Metamath Proof Explorer


Definition df-fi

Description: Function whose value is the class of finite intersections of the elements of the argument. Note that the empty intersection being the universal class, hence a proper class, it cannot be an element of that class.

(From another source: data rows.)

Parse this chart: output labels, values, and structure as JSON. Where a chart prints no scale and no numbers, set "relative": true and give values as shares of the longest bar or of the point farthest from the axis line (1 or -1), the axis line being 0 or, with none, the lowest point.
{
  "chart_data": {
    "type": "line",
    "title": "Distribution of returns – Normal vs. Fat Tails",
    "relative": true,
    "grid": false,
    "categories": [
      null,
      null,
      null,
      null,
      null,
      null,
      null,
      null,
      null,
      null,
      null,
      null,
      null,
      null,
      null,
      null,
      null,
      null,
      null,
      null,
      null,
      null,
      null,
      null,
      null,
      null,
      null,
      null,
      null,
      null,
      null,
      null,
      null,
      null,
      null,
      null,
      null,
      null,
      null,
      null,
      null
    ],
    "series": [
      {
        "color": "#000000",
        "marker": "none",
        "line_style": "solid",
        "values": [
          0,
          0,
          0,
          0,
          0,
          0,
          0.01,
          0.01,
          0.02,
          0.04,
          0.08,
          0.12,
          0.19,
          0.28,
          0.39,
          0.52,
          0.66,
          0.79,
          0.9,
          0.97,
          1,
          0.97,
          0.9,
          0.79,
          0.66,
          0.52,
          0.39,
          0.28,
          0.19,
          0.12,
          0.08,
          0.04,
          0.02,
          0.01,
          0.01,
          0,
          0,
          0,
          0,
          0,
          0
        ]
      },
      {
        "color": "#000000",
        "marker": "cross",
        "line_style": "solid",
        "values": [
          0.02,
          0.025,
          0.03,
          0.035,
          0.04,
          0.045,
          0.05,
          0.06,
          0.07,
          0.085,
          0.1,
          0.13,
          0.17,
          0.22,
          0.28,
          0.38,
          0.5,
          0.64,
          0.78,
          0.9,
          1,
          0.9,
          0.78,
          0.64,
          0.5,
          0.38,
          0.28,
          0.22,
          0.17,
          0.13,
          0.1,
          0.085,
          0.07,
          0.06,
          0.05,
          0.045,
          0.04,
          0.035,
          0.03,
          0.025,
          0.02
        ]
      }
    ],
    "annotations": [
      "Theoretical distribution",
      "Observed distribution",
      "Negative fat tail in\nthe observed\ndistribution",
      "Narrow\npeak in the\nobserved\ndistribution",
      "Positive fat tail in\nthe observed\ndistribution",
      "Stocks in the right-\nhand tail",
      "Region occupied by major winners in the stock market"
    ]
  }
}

Therefore, the function value is the class of nonempty finite intersections of elements of the argument (see elfi2 ). (Contributed by FL, 27-Apr-2008)

Ref Expression
Assertion df-fi
|- fi = ( x e. _V |-> { z | E. y e. ( ~P x i^i Fin ) z = |^| y } )

Detailed syntax breakdown

Step Hyp Ref Expression
0 cfi
 |-  fi
1 vx
 |-  x
2 cvv
 |-  _V
3 vz
 |-  z
4 vy
 |-  y
5 1 cv
 |-  x
6 5 cpw
 |-  ~P x
7 cfn
 |-  Fin
8 6 7 cin
 |-  ( ~P x i^i Fin )
9 3 cv
 |-  z
10 4 cv
 |-  y
11 10 cint
 |-  |^| y
12 9 11 wceq
 |-  z = |^| y
13 12 4 8 wrex
 |-  E. y e. ( ~P x i^i Fin ) z = |^| y
14 13 3 cab
 |-  { z | E. y e. ( ~P x i^i Fin ) z = |^| y }
15 1 2 14 cmpt
 |-  ( x e. _V |-> { z | E. y e. ( ~P x i^i Fin ) z = |^| y } )
16 0 15 wceq
 |-  fi = ( x e. _V |-> { z | E. y e. ( ~P x i^i Fin ) z = |^| y } )